Given non-rational number $\alpha \in \mathbb{R} \setminus \mathbb{Q}$, is there any estimation for the following series? $$ F: \mathbb{N} \to \mathbb{C}, $$ $$ F(n) := \sum_{p \le n} \exp\left[2\pi i \cdot \alpha p\right], \quad p \text{ is prime}. $$
Is there any simple to evaluate function $f: \mathbb{N} \to \mathbb{C}$ (e.g. polynomial), such that $$ F(n) = f(n) + O(n)? $$
Note that $F(n)$ is obviously not easy to evaluate.
P.s. if it helps, original problem was with $\alpha = \sqrt m \not\in \mathbb{N},\ m \in \mathbb{N}$.
P.p.s I got the following clue, but I'm not good at number theory by any means:)
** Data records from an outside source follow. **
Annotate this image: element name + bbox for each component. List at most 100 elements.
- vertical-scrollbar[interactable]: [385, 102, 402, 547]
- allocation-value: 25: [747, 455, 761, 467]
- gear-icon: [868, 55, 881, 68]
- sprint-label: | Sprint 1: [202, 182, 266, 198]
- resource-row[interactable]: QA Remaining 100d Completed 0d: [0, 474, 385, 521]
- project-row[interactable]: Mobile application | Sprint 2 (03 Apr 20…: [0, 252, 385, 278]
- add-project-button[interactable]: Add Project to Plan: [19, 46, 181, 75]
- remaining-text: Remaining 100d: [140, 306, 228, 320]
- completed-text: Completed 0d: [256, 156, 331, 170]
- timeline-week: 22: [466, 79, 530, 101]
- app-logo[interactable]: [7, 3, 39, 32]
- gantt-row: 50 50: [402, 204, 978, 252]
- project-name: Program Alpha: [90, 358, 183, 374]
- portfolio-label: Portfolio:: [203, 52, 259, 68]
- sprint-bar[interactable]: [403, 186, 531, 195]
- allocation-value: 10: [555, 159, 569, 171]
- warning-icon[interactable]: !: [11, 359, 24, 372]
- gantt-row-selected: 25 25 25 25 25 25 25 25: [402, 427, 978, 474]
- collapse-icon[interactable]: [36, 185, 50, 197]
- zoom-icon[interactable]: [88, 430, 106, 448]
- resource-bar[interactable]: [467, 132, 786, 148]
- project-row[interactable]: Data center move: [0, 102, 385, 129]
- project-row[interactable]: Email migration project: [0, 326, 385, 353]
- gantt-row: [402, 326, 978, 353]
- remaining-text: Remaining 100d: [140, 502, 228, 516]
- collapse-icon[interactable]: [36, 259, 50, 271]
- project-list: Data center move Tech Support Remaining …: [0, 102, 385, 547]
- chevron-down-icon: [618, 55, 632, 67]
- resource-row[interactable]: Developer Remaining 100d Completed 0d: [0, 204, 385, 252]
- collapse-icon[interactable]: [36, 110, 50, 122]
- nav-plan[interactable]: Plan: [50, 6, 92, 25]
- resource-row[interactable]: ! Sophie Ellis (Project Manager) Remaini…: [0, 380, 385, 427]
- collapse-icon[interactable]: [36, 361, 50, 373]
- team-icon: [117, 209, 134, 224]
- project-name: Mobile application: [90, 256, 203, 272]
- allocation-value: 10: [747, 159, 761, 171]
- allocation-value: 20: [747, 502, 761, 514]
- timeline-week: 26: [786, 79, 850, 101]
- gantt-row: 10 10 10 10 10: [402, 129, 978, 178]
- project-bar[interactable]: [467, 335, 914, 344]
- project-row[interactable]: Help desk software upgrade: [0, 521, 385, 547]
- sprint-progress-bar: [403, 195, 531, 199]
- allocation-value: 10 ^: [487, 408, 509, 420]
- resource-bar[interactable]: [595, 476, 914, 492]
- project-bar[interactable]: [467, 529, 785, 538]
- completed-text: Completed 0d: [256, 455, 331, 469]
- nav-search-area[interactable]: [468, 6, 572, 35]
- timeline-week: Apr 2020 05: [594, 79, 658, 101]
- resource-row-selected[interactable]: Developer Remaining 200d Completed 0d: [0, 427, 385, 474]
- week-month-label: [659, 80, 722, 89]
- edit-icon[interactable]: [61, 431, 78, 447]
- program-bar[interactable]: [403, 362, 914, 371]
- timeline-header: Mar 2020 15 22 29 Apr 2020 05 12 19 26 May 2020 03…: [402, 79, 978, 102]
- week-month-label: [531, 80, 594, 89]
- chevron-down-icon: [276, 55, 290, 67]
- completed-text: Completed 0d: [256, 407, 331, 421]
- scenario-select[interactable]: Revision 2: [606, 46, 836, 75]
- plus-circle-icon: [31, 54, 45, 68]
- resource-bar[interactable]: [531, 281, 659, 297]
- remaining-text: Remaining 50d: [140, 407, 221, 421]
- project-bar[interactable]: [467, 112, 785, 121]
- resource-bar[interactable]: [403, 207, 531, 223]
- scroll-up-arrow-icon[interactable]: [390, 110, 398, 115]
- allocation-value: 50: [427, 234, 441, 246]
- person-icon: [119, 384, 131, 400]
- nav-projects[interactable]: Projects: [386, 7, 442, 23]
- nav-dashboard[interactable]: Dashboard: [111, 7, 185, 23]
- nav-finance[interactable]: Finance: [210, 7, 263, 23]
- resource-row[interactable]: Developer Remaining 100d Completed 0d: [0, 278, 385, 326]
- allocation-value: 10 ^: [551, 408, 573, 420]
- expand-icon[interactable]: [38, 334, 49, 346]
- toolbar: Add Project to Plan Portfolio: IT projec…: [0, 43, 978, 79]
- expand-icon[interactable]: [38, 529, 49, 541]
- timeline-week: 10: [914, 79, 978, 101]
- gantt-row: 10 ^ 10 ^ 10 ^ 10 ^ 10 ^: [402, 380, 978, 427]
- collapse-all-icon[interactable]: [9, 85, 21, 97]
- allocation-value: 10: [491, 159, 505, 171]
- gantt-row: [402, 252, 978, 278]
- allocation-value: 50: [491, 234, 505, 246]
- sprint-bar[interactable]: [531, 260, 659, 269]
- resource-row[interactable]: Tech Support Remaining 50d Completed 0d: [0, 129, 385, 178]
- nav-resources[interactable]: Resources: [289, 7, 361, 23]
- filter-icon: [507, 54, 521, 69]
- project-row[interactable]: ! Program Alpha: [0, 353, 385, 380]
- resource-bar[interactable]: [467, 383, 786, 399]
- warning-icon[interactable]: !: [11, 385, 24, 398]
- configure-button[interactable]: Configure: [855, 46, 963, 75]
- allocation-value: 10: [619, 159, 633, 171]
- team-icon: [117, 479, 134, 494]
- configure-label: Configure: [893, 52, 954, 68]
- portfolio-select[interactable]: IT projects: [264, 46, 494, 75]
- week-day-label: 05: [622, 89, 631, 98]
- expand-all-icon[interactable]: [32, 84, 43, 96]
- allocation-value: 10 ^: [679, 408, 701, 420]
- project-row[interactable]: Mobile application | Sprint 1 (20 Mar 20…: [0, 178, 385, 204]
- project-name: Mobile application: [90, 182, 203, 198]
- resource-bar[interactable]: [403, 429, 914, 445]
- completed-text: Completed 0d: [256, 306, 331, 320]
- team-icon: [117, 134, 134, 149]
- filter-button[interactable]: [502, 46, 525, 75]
Vinogradov has proven that when $(a,q)=1$ and $|\alpha-a/q|\le q^{-2}$ then $$ \sum_{p\le n}e^{2\pi i\alpha p}\ll n(\log n)^2(n^{-1/2}q^{1/2}+q^{-1/2}+e^{-\frac12\sqrt{\log x}}). $$
Moreover, when $\alpha=\frac aq+\beta$, it follows from Siegel-Walfisz theorem that for fixed $A>0$ there is $$ \sum_{p\le n}e^{2\pi i\alpha p}={\mu(q)\over\varphi(q)}\sum_{2\le k\le n}{e^{2\pi i\beta k}\over\log k}+O\left(q\beta n^2\over\log^An\right). $$
Proofs of these results can be found in Vaughan's The Hardy-Littlewood method.